How is the Opto-Electronics laboratory equipped?
The Laboratory's current emphasis is on characterising laser beams and other optical signals. It includes a Class 10,000 (ISO 7) clean room, two fully equipped optoelectronics laboratories designed for the operation of Class 4 laser systems (defined as powerful enough to burn skin, cause permanent eye damage or ignite flammable material), workshop and storage rooms. It has the equipment necessary to measure the optical spectrum, beam profile, power and energy, stability and modulation response, in free space as well as optical fibres. Additional measurement possibilities are added as needs arise.
Wavelength and spectrum –The absolute wavelength and optical spectrum of the device output can be measured using standard in-house instrumentation including a high-accuracy wavemeter, Fabry-Perot scanning interferometers and a miniature grating spectrometer.
Power, intensity and frequency response – Laboratory engineers use a range of detectors, power and energy meters to measure the power and energy properties of continuous wave and pulsed light sources, from which emitter efficiency and input-output curves can be derived.
Beam profile and divergence – Beam quality is a key factor for the vast majority of laser applications. All aspects of the beam are measured, for example the near-field and far-field profiles, beam quality and astigmatism. This is done with either an optical train or Shack-Hartmann grating with an accompanying charge-coupled detector (CCD).
Laser-induced contamination and damage – The aim is to characterise contamination on optical surfaces within the laser vessel as well as identify energy thresholds after which damage occurs. Tools in use include cooled CCD camera to monitor the fluorescence emitted by the contaminated optical components and a scatter probe for LID.
Optical coatings spectral shift – During the air-vacuum transition optical coatings suffer a spectral shift, which can lead to significant change of the coatings performance. This phenomena varies depending of the coating manufacture technique.
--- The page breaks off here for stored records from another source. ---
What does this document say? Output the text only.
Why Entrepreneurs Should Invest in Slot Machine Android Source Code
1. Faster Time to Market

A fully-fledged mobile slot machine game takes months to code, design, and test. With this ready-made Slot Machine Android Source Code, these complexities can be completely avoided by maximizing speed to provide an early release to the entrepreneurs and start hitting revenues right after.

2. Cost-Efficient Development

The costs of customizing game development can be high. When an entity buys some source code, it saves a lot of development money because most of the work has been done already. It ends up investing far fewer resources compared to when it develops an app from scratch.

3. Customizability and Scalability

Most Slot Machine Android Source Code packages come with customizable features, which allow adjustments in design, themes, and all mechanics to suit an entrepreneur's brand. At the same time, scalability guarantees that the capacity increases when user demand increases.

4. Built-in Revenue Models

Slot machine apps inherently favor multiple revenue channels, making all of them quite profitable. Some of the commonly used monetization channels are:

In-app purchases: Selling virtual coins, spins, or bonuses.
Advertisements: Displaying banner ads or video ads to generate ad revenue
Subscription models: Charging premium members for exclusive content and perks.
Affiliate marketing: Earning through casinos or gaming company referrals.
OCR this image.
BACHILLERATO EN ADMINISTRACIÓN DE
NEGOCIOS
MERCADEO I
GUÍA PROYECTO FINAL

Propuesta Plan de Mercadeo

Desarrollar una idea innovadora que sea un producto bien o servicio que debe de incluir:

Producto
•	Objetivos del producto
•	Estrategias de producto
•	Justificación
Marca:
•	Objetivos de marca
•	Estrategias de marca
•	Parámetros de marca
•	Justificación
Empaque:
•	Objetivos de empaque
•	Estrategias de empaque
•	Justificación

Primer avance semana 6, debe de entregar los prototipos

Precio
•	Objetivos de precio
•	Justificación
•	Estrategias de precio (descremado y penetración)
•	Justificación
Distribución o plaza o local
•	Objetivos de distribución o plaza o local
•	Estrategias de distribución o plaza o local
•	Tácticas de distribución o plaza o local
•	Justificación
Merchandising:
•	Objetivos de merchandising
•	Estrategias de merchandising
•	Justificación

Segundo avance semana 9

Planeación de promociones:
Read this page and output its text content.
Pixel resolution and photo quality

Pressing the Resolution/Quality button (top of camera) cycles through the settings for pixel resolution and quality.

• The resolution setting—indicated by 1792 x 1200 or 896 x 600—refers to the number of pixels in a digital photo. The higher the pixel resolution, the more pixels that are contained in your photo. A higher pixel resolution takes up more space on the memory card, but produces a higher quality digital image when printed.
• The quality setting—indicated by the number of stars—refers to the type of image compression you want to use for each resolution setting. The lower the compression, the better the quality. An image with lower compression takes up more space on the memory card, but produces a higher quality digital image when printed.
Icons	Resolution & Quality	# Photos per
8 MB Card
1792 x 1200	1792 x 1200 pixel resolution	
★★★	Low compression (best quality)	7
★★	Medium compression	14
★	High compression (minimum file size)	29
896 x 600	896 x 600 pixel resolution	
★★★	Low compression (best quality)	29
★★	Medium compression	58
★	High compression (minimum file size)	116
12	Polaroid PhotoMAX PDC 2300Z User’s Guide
It can be characterized using an adequate light source and spectrometer.
Fibre optics and sensors – Most of the instruments described can also be coupled to fibre systems. The Laboratory has a tuneable laser in the near-infrared coupled with a scanning wavemeter, to provide detail on fibre-optic components or systems.
Mobile lidar – A four detection channel raman lidar installed in a van, used for monitoring atmospheric aerosols and cloud patterns. Equipped with a class four laser power emitter reaching up to 50 km in height.
A Laser Diode Test bench currently in development will offer endurance testing and characterisation of high- and low-power laser diodes.